Me llamo Lucía, tengo treinta y dos años, y hace poco terminó una de las etapas más dolorosas de mi vida: el divorcio de mi marido. Se llamaba Álvaro. Estuvimos casados poco más de tres años, y la verdad, no fueron los años más fáciles. La razón de nuestras peleas, rencores y, al final, la ruptura total, no era Álvaro. Era su madre, Doña Valentina Montes.

Desde el principio, me tomó manía. Incluso cuando solo éramos novios, le insistía a Álvaro que yo no era para él, que venía de “la familia equivocada”, que era “demasiado testaruda” y que “arruinaría su futuro”. Su frase favorita era:
—El matrimonio no debe ser por amor, sino por conveniencia. Si no, vivirás en la miseria toda la vida.

Cuando finalmente nos casamos, intenté llevarme bien con ella. Le llevaba regalos, la invitaba a casa, la cuidaba cuando enfermaba. Pero fue en vano. A la menor oportunidad, me clavaba su veneno. Le decía a Álvaro que no sabía cocinar, que nuestros hijos saldrían deformes porque mi abuela “era jorobada” y hasta le susurraba al oído que me había visto “sonreír de forma sospechosa” al vecino.

No paraba de meterle ideas en la cabeza. Se entrometía en todas nuestras conversaciones, aparecía en los momentos más incómodos, llegaba sin avisar y montaba escenas de celos. Le aseguraba a Álvaro que le era infiel, e incluso una vez llevó a nuestra casa a una muchacha con la que, según su memoria, soñaba “casarlo”. Preparó una cena romántica en nuestro propio piso, con velas y todo. Ella misma puso la mesa, lo organizó todo. Y yo, por cierto, ese día trabajé hasta tarde.

Al principio, Álvaro se reía.
—Mamá está como una cabra, no le hagas caso —decía.
Pero con el tiempo, se fue callando. Ya no me defendía. Solo miraba hacia otro lado cuando yo lloraba.

Hasta que no pude más. Empecé a despertarme por las noches con ansiedad, me dolía el corazón, perdí peso. Un día entendí: no estaba viviendo, solo sobreviviendo. No aguantaba ver cómo la madre de mi marido destruía nuestro matrimonio poco a poco mientras él se quedaba callado. Hice las maletas y me fui. Sin gritos. Sin escándalos. Solo cerré la puerta.

Álvaro ni siquiera intentó detenerme. Al día siguiente, volvió a casa de su madre. Ella, al parecer, había ganado.

Pasaron dos meses. Y una mañana de sábado, llamaron a mi puerta. Era ella. Doña Valentina. Llorosa, con las manos temblorosas, llevando una bolsa de dulces “para merendar”.
—Lucía —murmuró—, vuelve con Álvaro… No es el mismo. Ha dejado el trabajo. Bebe. Dice que no quiere vivir…

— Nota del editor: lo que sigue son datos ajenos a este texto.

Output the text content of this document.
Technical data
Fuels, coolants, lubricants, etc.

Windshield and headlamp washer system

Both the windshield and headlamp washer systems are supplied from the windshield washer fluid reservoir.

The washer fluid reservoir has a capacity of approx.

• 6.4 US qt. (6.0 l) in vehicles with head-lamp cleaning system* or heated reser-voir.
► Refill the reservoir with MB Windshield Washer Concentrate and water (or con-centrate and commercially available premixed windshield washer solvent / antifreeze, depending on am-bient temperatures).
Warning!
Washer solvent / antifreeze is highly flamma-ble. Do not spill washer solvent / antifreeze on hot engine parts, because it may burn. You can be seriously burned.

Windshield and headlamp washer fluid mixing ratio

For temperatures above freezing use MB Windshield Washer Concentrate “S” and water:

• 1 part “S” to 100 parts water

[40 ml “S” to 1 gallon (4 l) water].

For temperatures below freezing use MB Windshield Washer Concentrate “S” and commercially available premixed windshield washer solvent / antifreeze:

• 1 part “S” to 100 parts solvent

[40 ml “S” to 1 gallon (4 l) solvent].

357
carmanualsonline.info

Al principio, no entendí. Después, me reí.
—Esto es lo que quería, ¿no? Que nos divorciáramos. Que yo desapareciera de su vida. Así que disfrute de la compañía de su hijo. Ahora es solo suyo. Se esforzó tanto por eso.

Cerré la puerta. No por venganza. Sino porque dolía.

Desde entonces, me escribe casi todos los días. Me suplica. Dice que no sabía lo bien que yo mantenían a Álvaro en su sitio, que era una esposa ejemplar, una buena ama de casa, “una mujer de luz”. Y leo sus mensajes, y no lo creo. ¿Es esta la misma mujer que pasó tres años destrozando mi vida?

No volveré con Álvaro. No puedo regresar a donde tanto me hicieron daño. Aunque él cambie, aunque lo entienda, ya no soy la misma Lucía. Ya no vivo esperando amor. Ya no busco aprobación. Solo quiero paz. Silencio. Alegría. Sin reproches eternos ni miradas vacías.

Ahora que Doña Valentina disfrute su victoria. Al fin y al cabo, la consiguió. Solo que con un resultado que ni ella deseaba. Que reflexione. Si es que aún sabe cómo hacerlo.